Report: Officer helping uncover FETÖ network missing


A court in the capital Ankara ordered the detention of Burak Akın to testify at a hearing when he failed to answer the summons. Media outlets speculated that Akın, who was a military officer whose confessions helped authorities to find a network of military infiltrators from the Gülenist Terror Group (FETÖ), might be missing.

Akın, who was hailed as an anti-coup hero when he was shot while accompanying a top general during the 2016 coup by FETÖ's infiltrators in the army, stunned the public when he confessed he was actually a FETÖ member. He turned himself in in December and gave names of other FETÖ infiltrators who managed to disguise their ties after the coup bid that killed 249 people.

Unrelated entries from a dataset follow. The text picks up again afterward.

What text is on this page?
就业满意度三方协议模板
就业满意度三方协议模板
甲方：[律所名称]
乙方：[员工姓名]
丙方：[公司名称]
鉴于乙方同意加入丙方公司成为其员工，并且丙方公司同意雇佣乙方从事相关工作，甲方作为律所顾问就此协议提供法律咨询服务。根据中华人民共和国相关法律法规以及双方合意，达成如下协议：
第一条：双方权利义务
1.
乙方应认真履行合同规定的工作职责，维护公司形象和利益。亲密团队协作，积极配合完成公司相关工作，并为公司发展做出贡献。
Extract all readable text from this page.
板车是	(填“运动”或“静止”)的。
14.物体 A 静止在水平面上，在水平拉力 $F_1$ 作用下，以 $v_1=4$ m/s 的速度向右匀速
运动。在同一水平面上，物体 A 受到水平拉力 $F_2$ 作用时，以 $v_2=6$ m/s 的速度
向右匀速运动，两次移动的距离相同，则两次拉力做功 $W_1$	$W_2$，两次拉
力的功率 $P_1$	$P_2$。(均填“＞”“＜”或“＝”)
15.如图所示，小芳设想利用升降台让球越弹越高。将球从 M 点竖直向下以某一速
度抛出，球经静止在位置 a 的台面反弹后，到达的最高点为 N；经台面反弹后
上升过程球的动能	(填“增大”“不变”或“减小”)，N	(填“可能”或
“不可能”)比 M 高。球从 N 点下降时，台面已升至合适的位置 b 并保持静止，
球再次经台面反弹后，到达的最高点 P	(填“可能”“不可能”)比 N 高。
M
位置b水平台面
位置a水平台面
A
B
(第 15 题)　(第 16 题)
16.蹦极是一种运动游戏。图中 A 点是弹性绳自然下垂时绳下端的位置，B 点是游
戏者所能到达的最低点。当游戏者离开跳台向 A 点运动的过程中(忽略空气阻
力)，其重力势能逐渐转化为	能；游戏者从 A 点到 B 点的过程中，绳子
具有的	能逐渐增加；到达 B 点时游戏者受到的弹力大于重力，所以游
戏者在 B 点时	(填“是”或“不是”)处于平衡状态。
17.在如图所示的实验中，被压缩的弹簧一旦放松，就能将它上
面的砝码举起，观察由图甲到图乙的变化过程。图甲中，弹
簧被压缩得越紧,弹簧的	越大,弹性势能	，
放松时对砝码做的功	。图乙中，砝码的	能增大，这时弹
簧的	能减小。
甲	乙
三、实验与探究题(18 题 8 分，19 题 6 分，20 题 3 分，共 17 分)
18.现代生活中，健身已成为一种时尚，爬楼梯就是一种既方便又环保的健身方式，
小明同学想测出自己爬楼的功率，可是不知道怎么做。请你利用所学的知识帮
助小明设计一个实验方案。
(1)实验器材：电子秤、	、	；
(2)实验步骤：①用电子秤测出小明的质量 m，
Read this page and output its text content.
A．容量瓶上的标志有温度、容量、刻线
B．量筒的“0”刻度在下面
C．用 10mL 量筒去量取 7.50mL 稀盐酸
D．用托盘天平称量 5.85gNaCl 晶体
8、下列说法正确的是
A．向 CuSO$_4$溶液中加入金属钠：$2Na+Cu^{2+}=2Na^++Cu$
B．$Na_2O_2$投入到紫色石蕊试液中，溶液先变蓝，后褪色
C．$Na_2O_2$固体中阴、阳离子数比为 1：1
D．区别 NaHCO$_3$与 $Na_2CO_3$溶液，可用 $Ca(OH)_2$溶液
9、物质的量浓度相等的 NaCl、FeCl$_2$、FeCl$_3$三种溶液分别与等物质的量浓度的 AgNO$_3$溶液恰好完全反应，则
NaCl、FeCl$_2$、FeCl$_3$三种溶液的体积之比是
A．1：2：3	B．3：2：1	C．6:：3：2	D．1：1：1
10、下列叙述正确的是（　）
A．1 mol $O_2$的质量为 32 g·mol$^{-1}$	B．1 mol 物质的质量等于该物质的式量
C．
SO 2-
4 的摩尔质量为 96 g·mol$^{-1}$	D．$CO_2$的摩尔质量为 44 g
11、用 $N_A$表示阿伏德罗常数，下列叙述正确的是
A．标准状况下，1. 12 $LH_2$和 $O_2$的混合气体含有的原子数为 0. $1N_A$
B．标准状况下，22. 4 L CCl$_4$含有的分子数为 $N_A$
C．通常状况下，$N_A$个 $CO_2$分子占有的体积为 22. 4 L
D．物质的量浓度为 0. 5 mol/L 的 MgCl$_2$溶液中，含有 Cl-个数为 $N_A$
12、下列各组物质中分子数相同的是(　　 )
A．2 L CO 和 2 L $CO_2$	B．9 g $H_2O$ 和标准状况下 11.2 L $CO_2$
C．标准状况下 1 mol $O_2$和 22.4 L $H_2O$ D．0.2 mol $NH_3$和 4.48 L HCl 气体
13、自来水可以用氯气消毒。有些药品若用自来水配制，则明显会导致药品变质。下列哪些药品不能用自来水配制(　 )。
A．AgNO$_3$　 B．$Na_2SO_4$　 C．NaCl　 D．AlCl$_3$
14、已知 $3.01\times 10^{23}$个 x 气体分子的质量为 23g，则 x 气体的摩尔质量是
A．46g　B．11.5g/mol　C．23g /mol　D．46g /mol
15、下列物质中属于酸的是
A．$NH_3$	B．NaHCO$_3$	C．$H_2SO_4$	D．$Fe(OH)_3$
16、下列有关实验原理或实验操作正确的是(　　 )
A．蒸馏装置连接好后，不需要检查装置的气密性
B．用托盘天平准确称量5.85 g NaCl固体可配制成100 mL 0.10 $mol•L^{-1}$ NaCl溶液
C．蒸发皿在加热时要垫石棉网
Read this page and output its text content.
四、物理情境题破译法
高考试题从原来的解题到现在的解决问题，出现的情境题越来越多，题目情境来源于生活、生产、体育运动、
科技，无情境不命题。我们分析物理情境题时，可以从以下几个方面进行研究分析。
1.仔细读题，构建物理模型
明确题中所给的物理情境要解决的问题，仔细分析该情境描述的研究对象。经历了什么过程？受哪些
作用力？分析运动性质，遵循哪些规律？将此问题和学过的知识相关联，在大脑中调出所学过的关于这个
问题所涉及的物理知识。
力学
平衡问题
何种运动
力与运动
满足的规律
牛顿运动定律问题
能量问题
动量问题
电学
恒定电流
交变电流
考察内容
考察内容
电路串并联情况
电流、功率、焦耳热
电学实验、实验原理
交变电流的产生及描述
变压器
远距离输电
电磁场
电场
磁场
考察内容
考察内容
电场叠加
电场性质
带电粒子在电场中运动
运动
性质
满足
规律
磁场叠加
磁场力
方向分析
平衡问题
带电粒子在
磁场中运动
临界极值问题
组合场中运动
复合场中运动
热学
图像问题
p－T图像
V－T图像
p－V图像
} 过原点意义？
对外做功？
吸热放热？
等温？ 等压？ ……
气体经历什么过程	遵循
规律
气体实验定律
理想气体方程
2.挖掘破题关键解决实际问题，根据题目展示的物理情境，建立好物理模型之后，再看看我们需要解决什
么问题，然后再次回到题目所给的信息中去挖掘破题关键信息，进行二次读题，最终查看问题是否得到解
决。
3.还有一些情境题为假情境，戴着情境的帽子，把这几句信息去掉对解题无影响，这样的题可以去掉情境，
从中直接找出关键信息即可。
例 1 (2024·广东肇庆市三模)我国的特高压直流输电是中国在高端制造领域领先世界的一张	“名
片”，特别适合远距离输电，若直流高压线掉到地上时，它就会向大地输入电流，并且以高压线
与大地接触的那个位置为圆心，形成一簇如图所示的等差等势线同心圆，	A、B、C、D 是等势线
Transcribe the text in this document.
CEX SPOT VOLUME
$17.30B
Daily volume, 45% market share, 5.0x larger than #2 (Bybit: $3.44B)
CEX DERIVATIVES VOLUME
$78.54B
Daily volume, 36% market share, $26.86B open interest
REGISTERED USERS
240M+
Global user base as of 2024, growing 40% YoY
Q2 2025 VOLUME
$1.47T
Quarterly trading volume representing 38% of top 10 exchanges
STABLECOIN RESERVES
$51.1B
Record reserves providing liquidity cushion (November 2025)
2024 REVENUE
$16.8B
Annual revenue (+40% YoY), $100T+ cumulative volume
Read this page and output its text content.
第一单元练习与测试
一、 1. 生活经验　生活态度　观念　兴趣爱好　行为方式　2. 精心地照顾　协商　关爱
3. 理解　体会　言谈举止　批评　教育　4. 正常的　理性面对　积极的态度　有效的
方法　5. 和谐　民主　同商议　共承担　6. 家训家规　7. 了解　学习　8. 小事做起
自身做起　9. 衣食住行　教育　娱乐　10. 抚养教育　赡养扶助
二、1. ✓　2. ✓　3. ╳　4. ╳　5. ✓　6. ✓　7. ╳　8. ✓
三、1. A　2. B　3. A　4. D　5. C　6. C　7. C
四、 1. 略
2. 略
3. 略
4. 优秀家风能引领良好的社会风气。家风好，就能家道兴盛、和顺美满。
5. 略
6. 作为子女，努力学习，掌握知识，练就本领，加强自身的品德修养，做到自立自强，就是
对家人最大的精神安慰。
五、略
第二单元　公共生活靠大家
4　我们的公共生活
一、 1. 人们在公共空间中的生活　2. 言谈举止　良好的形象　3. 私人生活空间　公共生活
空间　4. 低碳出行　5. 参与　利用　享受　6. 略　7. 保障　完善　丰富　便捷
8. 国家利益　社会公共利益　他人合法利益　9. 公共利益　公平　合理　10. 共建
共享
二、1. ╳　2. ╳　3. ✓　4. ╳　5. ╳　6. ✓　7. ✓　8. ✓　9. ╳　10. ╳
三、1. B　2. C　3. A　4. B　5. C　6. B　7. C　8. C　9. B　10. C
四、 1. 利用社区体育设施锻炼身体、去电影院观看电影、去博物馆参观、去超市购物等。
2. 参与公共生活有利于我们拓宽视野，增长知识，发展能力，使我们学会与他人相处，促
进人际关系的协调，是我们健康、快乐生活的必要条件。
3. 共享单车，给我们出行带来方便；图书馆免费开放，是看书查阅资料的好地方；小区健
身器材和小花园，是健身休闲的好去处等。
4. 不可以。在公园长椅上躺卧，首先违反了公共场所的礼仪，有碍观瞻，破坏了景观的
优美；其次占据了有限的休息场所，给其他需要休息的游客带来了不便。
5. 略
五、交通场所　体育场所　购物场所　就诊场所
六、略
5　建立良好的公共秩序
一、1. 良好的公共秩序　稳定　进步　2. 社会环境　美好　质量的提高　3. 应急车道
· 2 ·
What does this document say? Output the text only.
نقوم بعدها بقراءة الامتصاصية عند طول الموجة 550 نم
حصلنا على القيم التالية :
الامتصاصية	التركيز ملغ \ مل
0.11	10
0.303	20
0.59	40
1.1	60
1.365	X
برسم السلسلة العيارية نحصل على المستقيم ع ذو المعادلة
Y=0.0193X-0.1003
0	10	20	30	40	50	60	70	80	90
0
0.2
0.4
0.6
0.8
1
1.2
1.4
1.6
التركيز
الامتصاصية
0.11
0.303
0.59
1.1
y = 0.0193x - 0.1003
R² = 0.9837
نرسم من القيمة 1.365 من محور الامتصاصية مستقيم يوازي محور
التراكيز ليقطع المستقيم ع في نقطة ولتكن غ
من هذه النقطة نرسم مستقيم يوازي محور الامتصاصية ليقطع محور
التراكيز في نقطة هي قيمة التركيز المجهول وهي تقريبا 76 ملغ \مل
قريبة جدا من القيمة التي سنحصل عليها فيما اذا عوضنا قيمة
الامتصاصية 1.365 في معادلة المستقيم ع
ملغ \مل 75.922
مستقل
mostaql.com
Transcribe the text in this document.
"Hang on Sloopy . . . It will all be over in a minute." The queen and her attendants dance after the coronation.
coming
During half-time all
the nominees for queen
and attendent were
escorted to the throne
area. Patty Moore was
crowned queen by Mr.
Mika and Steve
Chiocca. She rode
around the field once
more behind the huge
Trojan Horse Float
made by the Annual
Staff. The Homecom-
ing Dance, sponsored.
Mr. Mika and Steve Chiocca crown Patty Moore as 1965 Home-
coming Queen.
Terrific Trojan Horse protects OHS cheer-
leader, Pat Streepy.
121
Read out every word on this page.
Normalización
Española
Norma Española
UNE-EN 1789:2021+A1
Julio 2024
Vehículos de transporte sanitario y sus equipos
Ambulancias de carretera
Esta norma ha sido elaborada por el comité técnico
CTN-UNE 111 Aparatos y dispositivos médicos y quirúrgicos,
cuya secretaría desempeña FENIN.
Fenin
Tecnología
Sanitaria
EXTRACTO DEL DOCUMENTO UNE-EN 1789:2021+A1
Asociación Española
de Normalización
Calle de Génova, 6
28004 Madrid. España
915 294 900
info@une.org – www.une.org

He was supposed to attend a hearing in a coup trial in Ankara where he was a plaintiff but did not show up. Officials said Akın was nowhere to be found after he was released when he invoked a remorse law for those confessing their ties to the terrorist group. The officer also did not respond to text messages informing him of the date, hour and location of the hearing. Judges ordered police to summon him to the next hearing on March 2. Though Akın is a plaintiff in the trial of pro-coup officers who took over the army headquarters during the July 15, 2016 coup bid, he faces charges of membership in a terrorist group in a separate criminal inquiry.

Akın was a protection officer for Gen. Yaşar Güler, then head of the Turkish army's Land Forces, when he was shot in the leg as he resisted the pro-coup group taking over army headquarters. In his confessions, Akın detailed how he was recruited by FETÖ before his military career started and how he kept in touch with the group's members until the coup attempt. Based upon the names he gave to authorities, security forces detained and arrested a number of other infiltrators in the army as well as non-military Gülenists who managed to hide their links to the group. Akın also paved the way for more military infiltrators from FETÖ to come forward and confess their ties to the terrorist group.